Open dearleiii opened 6 years ago
Ideas to Try:
Analysis: when calling output = model(inputs) input was put into parallel When calling:
File "/usr/project/xtmp/superresoluter/approximator/model1/apxm.py", line 60, in forward
output = self.regressor(x)
Mismatched size:
size mismatch, m1: [2 x 1036320], m2: [1048576 x 256] at /pytorch/aten/src/THC/generic/THCTensorMathBlas.cu:249
To figure out is m1, / m2 matched with input size / model size ?
Model 1 structure:
leichen@gpu-compute2$ python3 load_model_test.py
DataParallel(
(module): APXM_conv3(
(main): Sequential(
(0): Conv2d(3, 8, kernel_size=(4, 4), stride=(2, 2), padding=(1, 1))
(1): LeakyReLU(negative_slope=0.2, inplace)
(2): Conv2d(8, 16, kernel_size=(4, 4), stride=(2, 2), padding=(1, 1))
(3): LeakyReLU(negative_slope=0.2, inplace)
(4): Conv2d(16, 32, kernel_size=(4, 4), stride=(2, 2), padding=(1, 1), bias=False)
(5): LeakyReLU(negative_slope=0.2, inplace)
)
(regressor): Sequential(
(0): Linear(in_features=1048576, out_features=256, bias=True)
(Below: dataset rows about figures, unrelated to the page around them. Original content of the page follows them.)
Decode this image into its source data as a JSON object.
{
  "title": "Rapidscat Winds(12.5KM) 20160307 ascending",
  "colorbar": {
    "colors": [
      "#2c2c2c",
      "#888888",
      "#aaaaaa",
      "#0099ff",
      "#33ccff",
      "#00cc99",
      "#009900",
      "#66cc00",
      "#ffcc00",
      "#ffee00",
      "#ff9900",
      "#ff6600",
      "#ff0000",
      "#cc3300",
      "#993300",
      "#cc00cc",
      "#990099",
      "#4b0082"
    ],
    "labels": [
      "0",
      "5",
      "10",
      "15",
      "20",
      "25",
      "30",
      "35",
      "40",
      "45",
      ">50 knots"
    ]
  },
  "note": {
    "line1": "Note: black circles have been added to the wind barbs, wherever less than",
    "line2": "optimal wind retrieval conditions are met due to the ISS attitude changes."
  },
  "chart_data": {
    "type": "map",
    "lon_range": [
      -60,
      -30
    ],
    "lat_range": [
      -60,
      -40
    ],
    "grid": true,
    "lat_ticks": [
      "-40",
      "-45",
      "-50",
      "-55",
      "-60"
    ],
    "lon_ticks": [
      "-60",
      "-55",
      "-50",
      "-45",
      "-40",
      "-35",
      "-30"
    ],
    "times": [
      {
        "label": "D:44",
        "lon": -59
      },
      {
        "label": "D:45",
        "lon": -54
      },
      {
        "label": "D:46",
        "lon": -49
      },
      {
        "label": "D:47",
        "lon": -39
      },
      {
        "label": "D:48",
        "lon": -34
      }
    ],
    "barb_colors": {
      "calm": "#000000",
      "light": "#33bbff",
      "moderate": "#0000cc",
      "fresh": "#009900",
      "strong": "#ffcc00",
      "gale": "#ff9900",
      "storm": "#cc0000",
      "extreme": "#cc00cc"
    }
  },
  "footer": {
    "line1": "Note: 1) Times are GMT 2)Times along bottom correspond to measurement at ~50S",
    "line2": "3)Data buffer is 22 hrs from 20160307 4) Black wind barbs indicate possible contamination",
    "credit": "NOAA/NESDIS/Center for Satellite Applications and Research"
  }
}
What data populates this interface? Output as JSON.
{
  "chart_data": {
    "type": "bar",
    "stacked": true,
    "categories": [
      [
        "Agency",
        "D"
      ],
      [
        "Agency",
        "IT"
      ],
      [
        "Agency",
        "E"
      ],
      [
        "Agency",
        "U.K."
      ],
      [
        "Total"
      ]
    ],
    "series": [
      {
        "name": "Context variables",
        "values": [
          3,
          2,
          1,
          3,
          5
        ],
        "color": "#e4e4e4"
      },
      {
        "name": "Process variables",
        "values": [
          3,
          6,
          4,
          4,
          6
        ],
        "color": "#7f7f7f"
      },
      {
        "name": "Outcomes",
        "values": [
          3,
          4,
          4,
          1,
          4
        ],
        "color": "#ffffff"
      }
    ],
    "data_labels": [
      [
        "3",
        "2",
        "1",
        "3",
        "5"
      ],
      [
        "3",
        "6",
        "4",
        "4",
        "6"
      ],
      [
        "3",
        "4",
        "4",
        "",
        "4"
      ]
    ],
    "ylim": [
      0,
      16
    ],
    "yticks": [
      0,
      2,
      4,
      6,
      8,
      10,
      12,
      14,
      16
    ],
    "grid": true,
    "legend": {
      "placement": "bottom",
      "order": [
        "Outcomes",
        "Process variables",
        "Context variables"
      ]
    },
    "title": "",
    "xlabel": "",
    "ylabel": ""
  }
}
(1): LeakyReLU(negative_slope=0.01)
(2): Linear(in_features=256, out_features=1, bias=True)
)
)
)
DataParallel(
(module): DataParallel(
(module): APXM_conv3(
(main): Sequential(
(0): Conv2d(3, 8, kernel_size=(4, 4), stride=(2, 2), padding=(1, 1))
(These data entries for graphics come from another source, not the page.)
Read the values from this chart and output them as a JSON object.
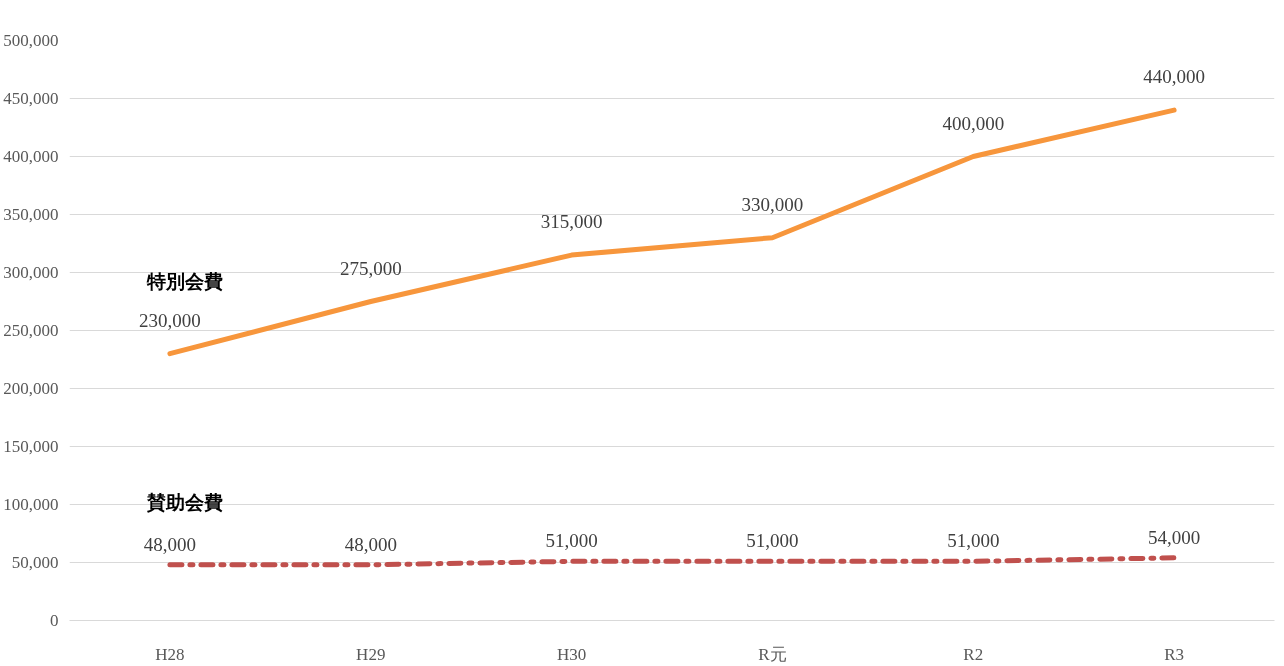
{
  "chart_data": {
    "type": "line",
    "categories": [
      "H28",
      "H29",
      "H30",
      "R元",
      "R2",
      "R3"
    ],
    "series": [
      {
        "name": "特別会費",
        "color": "#f7963c",
        "line_style": "solid",
        "values": [
          230000,
          275000,
          315000,
          330000,
          400000,
          440000
        ],
        "value_labels": [
          "230,000",
          "275,000",
          "315,000",
          "330,000",
          "400,000",
          "440,000"
        ]
      },
      {
        "name": "賛助会費",
        "color": "#c0504d",
        "line_style": "dashed",
        "values": [
          48000,
          48000,
          51000,
          51000,
          51000,
          54000
        ],
        "value_labels": [
          "48,000",
          "48,000",
          "51,000",
          "51,000",
          "51,000",
          "54,000"
        ]
      }
    ],
    "ylim": [
      0,
      500000
    ],
    "yticks": [
      {
        "value": 0,
        "label": "0"
      },
      {
        "value": 50000,
        "label": "50,000"
      },
      {
        "value": 100000,
        "label": "100,000"
      },
      {
        "value": 150000,
        "label": "150,000"
      },
      {
        "value": 200000,
        "label": "200,000"
      },
      {
        "value": 250000,
        "label": "250,000"
      },
      {
        "value": 300000,
        "label": "300,000"
      },
      {
        "value": 350000,
        "label": "350,000"
      },
      {
        "value": 400000,
        "label": "400,000"
      },
      {
        "value": 450000,
        "label": "450,000"
      },
      {
        "value": 500000,
        "label": "500,000"
      }
    ],
    "grid": "y",
    "marker": "none"
  }
}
(1): LeakyReLU(negative_slope=0.2, inplace)
(2): Conv2d(8, 16, kernel_size=(4, 4), stride=(2, 2), padding=(1, 1))
(3): LeakyReLU(negative_slope=0.2, inplace)
(4): Conv2d(16, 32, kernel_size=(4, 4), stride=(2, 2), padding=(1, 1), bias=False)
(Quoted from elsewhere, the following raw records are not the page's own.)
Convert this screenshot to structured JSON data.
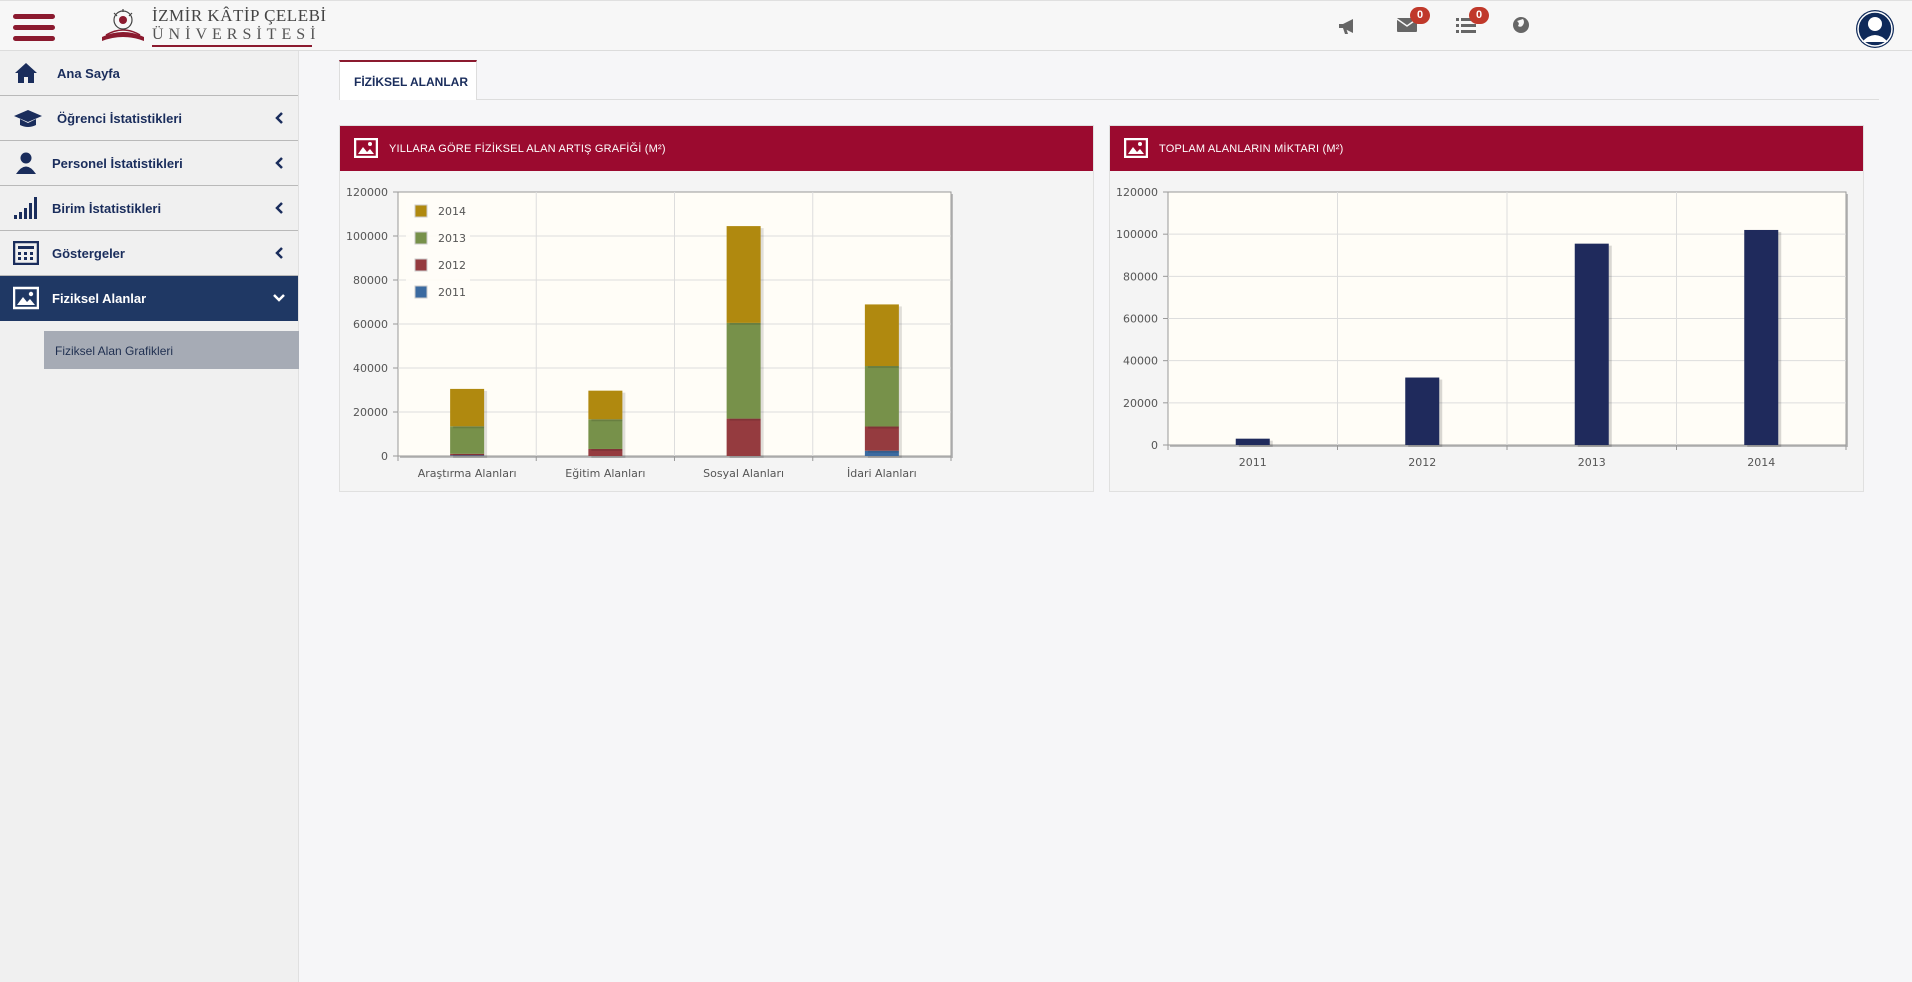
{
  "header": {
    "logo_line1": "İZMİR KÂTİP ÇELEBİ",
    "logo_line2": "ÜNİVERSİTESİ",
    "messages_count": "0",
    "tasks_count": "0",
    "icons": [
      "megaphone-icon",
      "envelope-icon",
      "list-icon",
      "globe-icon",
      "user-avatar-icon"
    ]
  },
  "sidebar": {
    "items": [
      {
        "label": "Ana Sayfa",
        "icon": "home-icon"
      },
      {
        "label": "Öğrenci İstatistikleri",
        "icon": "graduation-cap-icon"
      },
      {
        "label": "Personel İstatistikleri",
        "icon": "user-icon"
      },
      {
        "label": "Birim İstatistikleri",
        "icon": "signal-bars-icon"
      },
      {
        "label": "Göstergeler",
        "icon": "calculator-icon"
      },
      {
        "label": "Fiziksel Alanlar",
        "icon": "picture-icon"
      }
    ],
    "sub_items": [
      {
        "label": "Fiziksel Alan Grafikleri"
      }
    ]
  },
  "main": {
    "tab_label": "FİZİKSEL ALANLAR",
    "panel1_title": "YILLARA GÖRE FİZİKSEL ALAN ARTIŞ GRAFİĞİ (M²)",
    "panel2_title": "TOPLAM ALANLARIN MİKTARI (M²)"
  },
  "colors": {
    "brand": "#9b0a2f",
    "nav_active": "#1f3864",
    "series_2011": "#3b6aa0",
    "series_2012": "#953b3f",
    "series_2013": "#77914a",
    "series_2014": "#b0890f",
    "bar_total": "#1f2a5c"
  },
  "chart_data": [
    {
      "type": "bar",
      "stacked": true,
      "categories": [
        "Araştırma Alanları",
        "Eğitim Alanları",
        "Sosyal Alanları",
        "İdari Alanları"
      ],
      "series": [
        {
          "name": "2011",
          "values": [
            300,
            0,
            0,
            2400
          ]
        },
        {
          "name": "2012",
          "values": [
            700,
            3200,
            17000,
            11000
          ]
        },
        {
          "name": "2013",
          "values": [
            12500,
            13500,
            43500,
            27500
          ]
        },
        {
          "name": "2014",
          "values": [
            17000,
            13000,
            44000,
            28000
          ]
        }
      ],
      "ylim": [
        0,
        120000
      ],
      "yticks": [
        0,
        20000,
        40000,
        60000,
        80000,
        100000,
        120000
      ],
      "legend_position": "top-left",
      "legend_order": [
        "2014",
        "2013",
        "2012",
        "2011"
      ],
      "grid": true
    },
    {
      "type": "bar",
      "categories": [
        "2011",
        "2012",
        "2013",
        "2014"
      ],
      "values": [
        3000,
        32000,
        95500,
        102000
      ],
      "ylim": [
        0,
        120000
      ],
      "yticks": [
        0,
        20000,
        40000,
        60000,
        80000,
        100000,
        120000
      ],
      "grid": true
    }
  ]
}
(5): LeakyReLU(negative_slope=0.2, inplace)
)
(regressor): Sequential(
(0): Linear(in_features=1048576, out_features=256, bias=True)
(1): LeakyReLU(negative_slope=0.01)
(2): Linear(in_features=256, out_features=1, bias=True)
)
)
)
)
32 128 256 1048576
in apex.py:
def forward(self, x):
x = x.float()
x = self.main(x)
print('inputs after model main: ', x.size())
#Reshape data to input to the input layer of the neural net
#Size changes from (36, 255, 510) to (1, flatten)
#Recall that the -1 infers this dimension from the other given \
dimension
x = x.view(x.size(0), -1)
print(x.size(1), self.regressor.weight.size(1))
#Computes the activation of the first fully connected layer
#Size changes from (1, flatten) to (1, 64)
output = self.regressor(x)
return output
Running results:
intpus: torch.Size([50, 3, 1020, 2040]) scores: torch.Size([50, 1])
inputs after model main: torch.Size([2, 32, 127, 255])
inputs after model main: torch.Size([2, 32, 127, 255])
inputs after model main: torch.Size([2, 32, 127, 255])
inputs after model main: torch.Size([2, 32, 127, 255])
32 127255 1036320
intpus: torch.Size([50, 3, 1020, 2040]) scores: torch.Size([50, 1])
input shape: torch.Size([2, 3, 1020, 2040])
input shape: torch.Size([2, 3, 1020, 2040])
input shape: torch.Size([2, 3, 1020, 2040])
input shape: torch.Size([2, 3, 1020, 2040])
inputs after model main: torch.Size([2, 32, 127, 255])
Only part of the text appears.